Army shoots gunmen, dozens killed around Mexico

Mexican troops shot dead five gunmen or gang suspects near Ciudad Victoria in the north-eastern state of Tamaulipas on 22 or 23 January, Proceso reported on 23 January; these were among at least 28 fatalities related to crime and related incidents reported for 21-23 January. The shootout occurred in the district of Lleras or Llera de Canales south of Victoria where the suspects were said to have set fire to several houses. Early on 23 January five bodies were found "in 10 plastic bags" in the district of Toluca, capital of the central Estado de México, Proceso reported. Messages were left beside them for the state governor Eruviel Ávila and the police. Police also found the bodies of two women shot dead in the northern district of Coahuila on 23 January, with an unharmed baby next to them, and those of two women and a man in a flat in Sinaloa in the state of Sinaloa, Proceso reported on 23 January. The review reported six killings including of two policemen on 22 January. The two were a female member of the roads police shot dead in the northern district of Chihuahua, and a police detective shot dead in the southern state of Oaxaca, Proceso reported. Three men were also reported shot dead in the northern district of Torreón late on 21 January. Marines were meanwhile sent to the district of La Laguna in the northern state of Durango, to help police curb crime in several districts of that state and the neighbouring state of Coahuila where Torreón is located.

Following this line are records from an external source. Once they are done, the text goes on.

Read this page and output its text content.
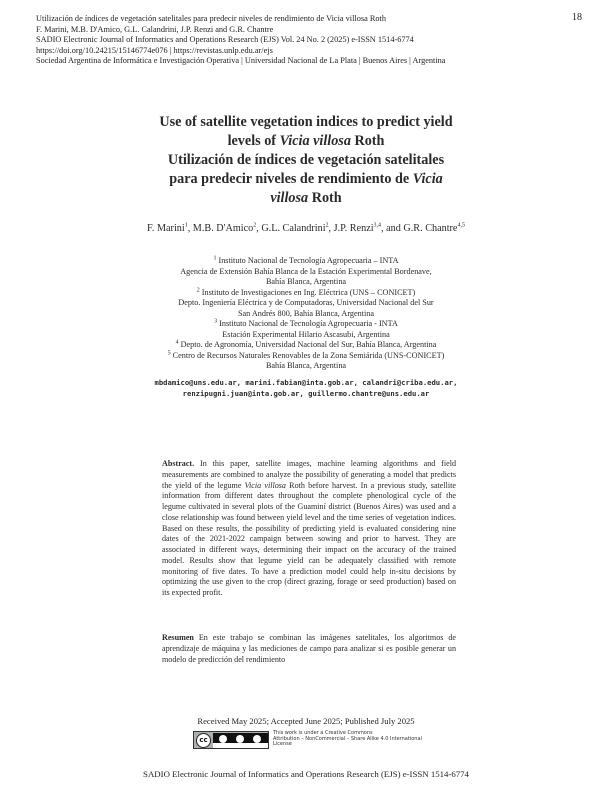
18
Utilización de índices de vegetación satelitales para predecir niveles de rendimiento de Vicia villosa Roth
F. Marini, M.B. D'Amico, G.L. Calandrini, J.P. Renzi and G.R. Chantre
SADIO Electronic Journal of Informatics and Operations Research (EJS) Vol. 24 No. 2 (2025) e-ISSN 1514-6774
https://doi.org/10.24215/15146774e076 | https://revistas.unlp.edu.ar/ejs
Sociedad Argentina de Informática e Investigación Operativa | Universidad Nacional de La Plata | Buenos Aires | Argentina
Use of satellite vegetation indices to predict yield
levels of Vicia villosa Roth
Utilización de índices de vegetación satelitales
para predecir niveles de rendimiento de Vicia
villosa Roth
F. Marini$^1$, M.B. D'Amico$^2$, G.L. Calandrini$^2$, J.P. Renzi$^{3,4}$, and G.R. Chantre$^{4,5}$
$^1$ Instituto Nacional de Tecnología Agropecuaria – INTA
Agencia de Extensión Bahía Blanca de la Estación Experimental Bordenave,
Bahía Blanca, Argentina
$^2$ Instituto de Investigaciones en Ing. Eléctrica (UNS – CONICET)
Depto. Ingeniería Eléctrica y de Computadoras, Universidad Nacional del Sur
San Andrés 800, Bahía Blanca, Argentina
$^3$ Instituto Nacional de Tecnología Agropecuaria - INTA
Estación Experimental Hilario Ascasubi, Argentina
$^4$ Depto. de Agronomía, Universidad Nacional del Sur, Bahía Blanca, Argentina
$^5$ Centro de Recursos Naturales Renovables de la Zona Semiárida (UNS-CONICET)
Bahía Blanca, Argentina
mbdamico@uns.edu.ar, marini.fabian@inta.gob.ar, calandri@criba.edu.ar,
renzipugni.juan@inta.gob.ar, guillermo.chantre@uns.edu.ar
Abstract. In this paper, satellite images, machine learning algorithms and field measurements are combined to analyze the possibility of generating a model that predicts the yield of the legume Vicia villosa Roth before harvest. In a previous study, satellite information from different dates throughout the complete phenological cycle of the legume cultivated in several plots of the Guaminí district (Buenos Aires) was used and a close relationship was found between yield level and the time series of vegetation indices. Based on these results, the possibility of predicting yield is evaluated considering nine dates of the 2021-2022 campaign between sowing and prior to harvest. They are associated in different ways, determining their impact on the accuracy of the trained model. Results show that legume yield can be adequately classified with remote monitoring of five dates. To have a prediction model could help in-situ decisions by optimizing the use given to the crop (direct grazing, forage or seed production) based on its expected profit.
Resumen En este trabajo se combinan las imágenes satelitales, los algoritmos de aprendizaje de máquina y las mediciones de campo para analizar si es posible generar un modelo de predicción del rendimiento
Received May 2025; Accepted June 2025; Published July 2025
cc
This work is under a Creative Commons
Attribution – NonCommercial – Share Alike 4.0 International License
SADIO Electronic Journal of Informatics and Operations Research (EJS) e-ISSN 1514-6774
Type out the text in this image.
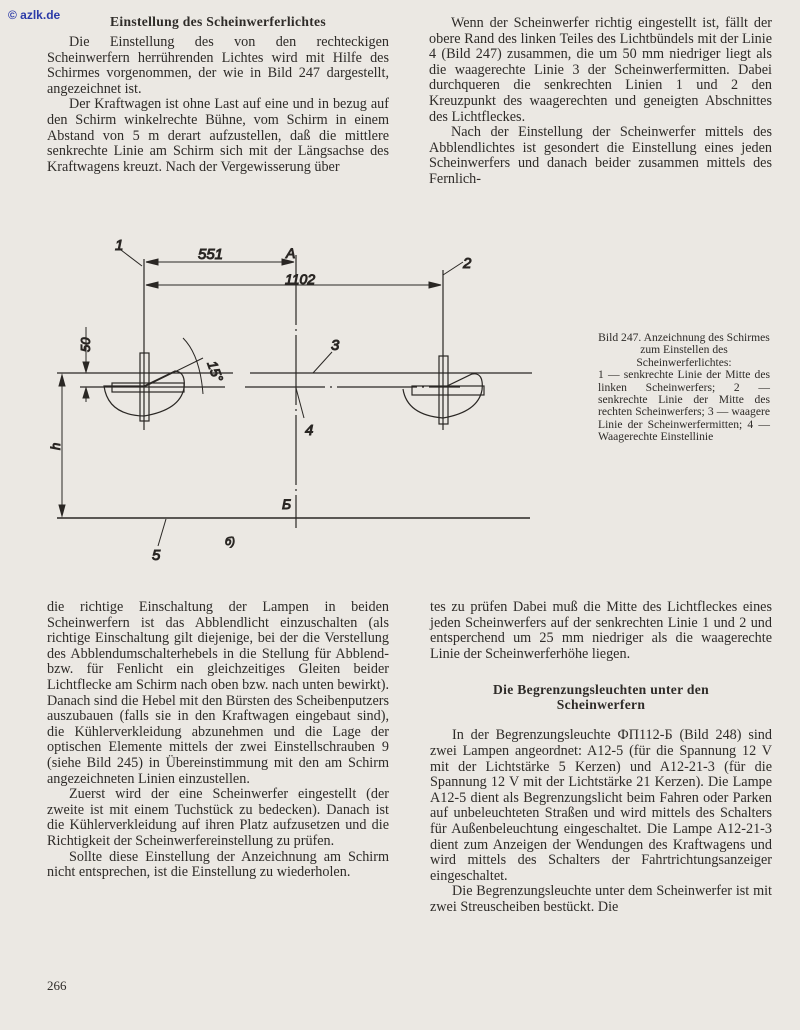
© azlk.de	Einstellung des Scheinwerferlichtes

Die Einstellung des von den rechteckigen Scheinwerfern herrührenden Lichtes wird mit Hilfe des Schirmes vorgenommen, der wie in Bild 247 dargestellt, angezeichnet ist.

Der Kraftwagen ist ohne Last auf eine und in bezug auf den Schirm winkelrechte Bühne, vom Schirm in einem Abstand von 5 m derart aufzustellen, daß die mittlere senkrechte Linie am Schirm sich mit der Längsachse des Kraftwagens kreuzt. Nach der Vergewisserung über

Wenn der Scheinwerfer richtig eingestellt ist, fällt der obere Rand des linken Teiles des Lichtbündels mit der Linie 4 (Bild 247) zusammen, die um 50 mm niedriger liegt als die waagerechte Linie 3 der Scheinwerfermitten. Dabei durchqueren die senkrechten Linien 1 und 2 den Kreuzpunkt des waagerechten und geneigten Abschnittes des Lichtfleckes.

Nach der Einstellung der Scheinwerfer mittels des Abblendlichtes ist gesondert die Einstellung eines jeden Scheinwerfers und danach beider zusammen mittels des Fernlich-

1
2
3
4
5
551
1102
A
Б
б)
50
h
15°
Bild 247. Anzeichnung des Schirmes zum Einstellen des Scheinwerferlichtes:
1 — senkrechte Linie der Mitte des linken Scheinwerfers; 2 — senkrechte Linie der Mitte des rechten Scheinwerfers; 3 — waagere Linie der Scheinwerfermitten; 4 — Waagerechte Einstellinie

die richtige Einschaltung der Lampen in beiden Scheinwerfern ist das Abblendlicht einzuschalten (als richtige Einschaltung gilt diejenige, bei der die Verstellung des Abblendumschalterhebels in die Stellung für Abblend- bzw. für Fenlicht ein gleichzeitiges Gleiten beider Lichtflecke am Schirm nach oben bzw. nach unten bewirkt). Danach sind die Hebel mit den Bürsten des Scheibenputzers auszubauen (falls sie in den Kraftwagen eingebaut sind), die Kühlerverkleidung abzunehmen und die Lage der optischen Elemente mittels der zwei Einstellschrauben 9 (siehe Bild 245) in Übereinstimmung mit den am Schirm angezeichneten Linien einzustellen.

Zuerst wird der eine Scheinwerfer eingestellt (der zweite ist mit einem Tuchstück zu bedecken). Danach ist die Kühlerverkleidung auf ihren Platz aufzusetzen und die Richtigkeit der Scheinwerfereinstellung zu prüfen.

Sollte diese Einstellung der Anzeichnung am Schirm nicht entsprechen, ist die Einstellung zu wiederholen.

tes zu prüfen Dabei muß die Mitte des Lichtfleckes eines jeden Scheinwerfers auf der senkrechten Linie 1 und 2 und entsperchend um 25 mm niedriger als die waagerechte Linie der Scheinwerferhöhe liegen.

Die Begrenzungsleuchten unter den Scheinwerfern

In der Begrenzungsleuchte ФП112-Б (Bild 248) sind zwei Lampen angeordnet: A12-5 (für die Spannung 12 V mit der Lichtstärke 5 Kerzen) und A12-21-3 (für die Spannung 12 V mit der Lichtstärke 21 Kerzen). Die Lampe A12-5 dient als Begrenzungslicht beim Fahren oder Parken auf unbeleuchteten Straßen und wird mittels des Schalters für Außenbeleuchtung eingeschaltet. Die Lampe A12-21-3 dient zum Anzeigen der Wendungen des Kraftwagens und wird mittels des Schalters der Fahrtrichtungsanzeiger eingeschaltet.

Die Begrenzungsleuchte unter dem Scheinwerfer ist mit zwei Streuscheiben bestückt. Die

266
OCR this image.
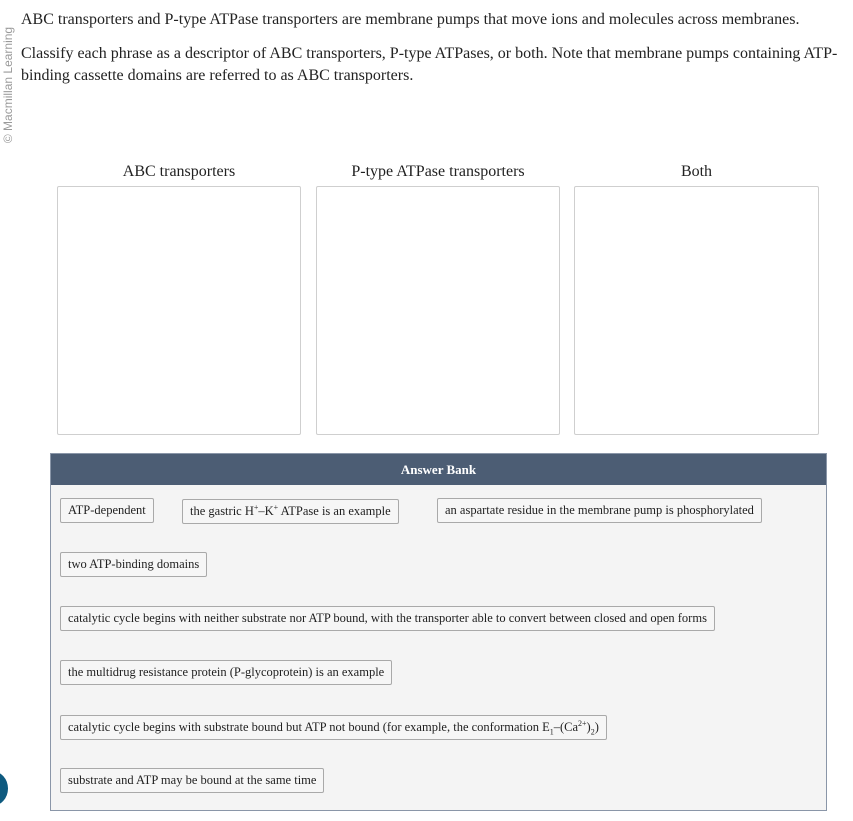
© Macmillan Learning
ABC transporters and P-type ATPase transporters are membrane pumps that move ions and molecules across membranes.
Classify each phrase as a descriptor of ABC transporters, P-type ATPases, or both. Note that membrane pumps containing ATP-binding cassette domains are referred to as ABC transporters.
ABC transporters	P-type ATPase transporters	Both
Answer Bank
ATP-dependent	the gastric H+–K+ ATPase is an example	an aspartate residue in the membrane pump is phosphorylated
two ATP-binding domains
catalytic cycle begins with neither substrate nor ATP bound, with the transporter able to convert between closed and open forms
the multidrug resistance protein (P-glycoprotein) is an example
catalytic cycle begins with substrate bound but ATP not bound (for example, the conformation $E_1-(Ca^{2+})_2$)
substrate and ATP may be bound at the same time
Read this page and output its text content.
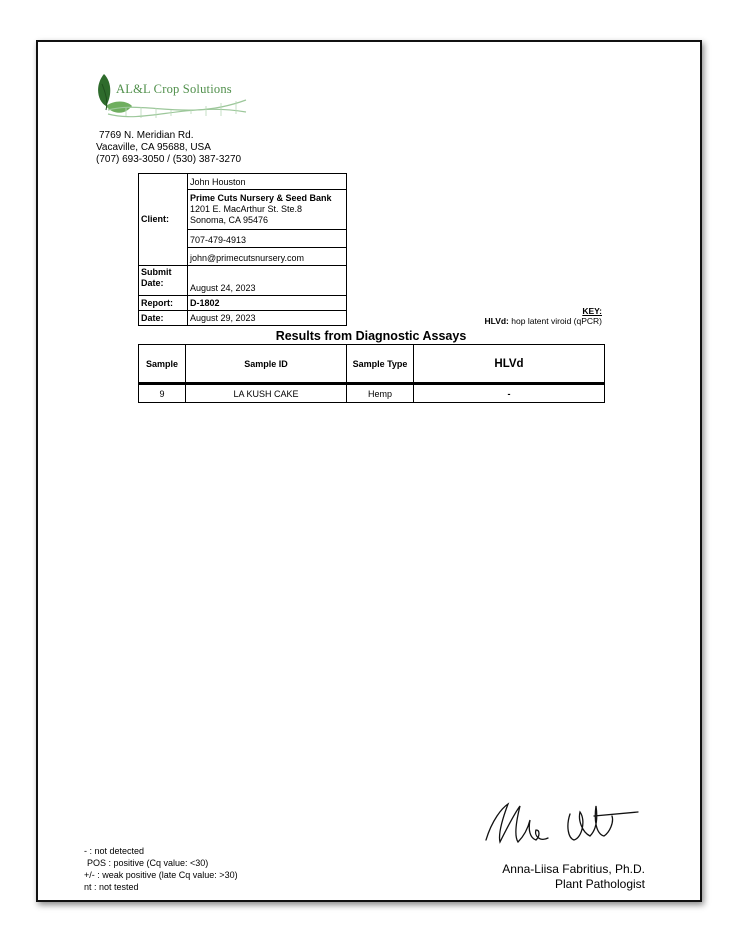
AL&L Crop Solutions
7769 N. Meridian Rd.
Vacaville, CA 95688, USA
(707) 693-3050 / (530) 387-3270
Client:	John Houston

	Prime Cuts Nursery & Seed Bank
1201 E. MacArthur St. Ste.8
Sonoma, CA 95476

	707-479-4913
	john@primecutsnursery.com

Submit
Date:	August 24, 2023
Report:	D-1802
Date:	August 29, 2023
KEY:
HLVd: hop latent viroid (qPCR)
Results from Diagnostic Assays
Sample	Sample ID	Sample Type	HLVd
9	LA KUSH CAKE	Hemp	-
- : not detected
POS : positive (Cq value: <30)
+/- : weak positive (late Cq value: >30)
nt : not tested
Anna-Liisa Fabritius, Ph.D.
Plant Pathologist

Also, 91 of 158 policemen detained earlier and questioned in the state of Durango over suspected links to crime were released 72 hours later for lack of evidence against them, while 64 or 65 were to be questioned further, the chief prosecutor of Durango declared on 22 January. Milenio reported that the 91 later resigned their positions and were negotiating their severance pays with their respective municipalities. Four unspecified "public servants" were formally ordered arrested, the prosecutor's office stated, though it was not clear if these were among the 158, while a court prolonged the provisional detention of 64 or 65, Proceso reported.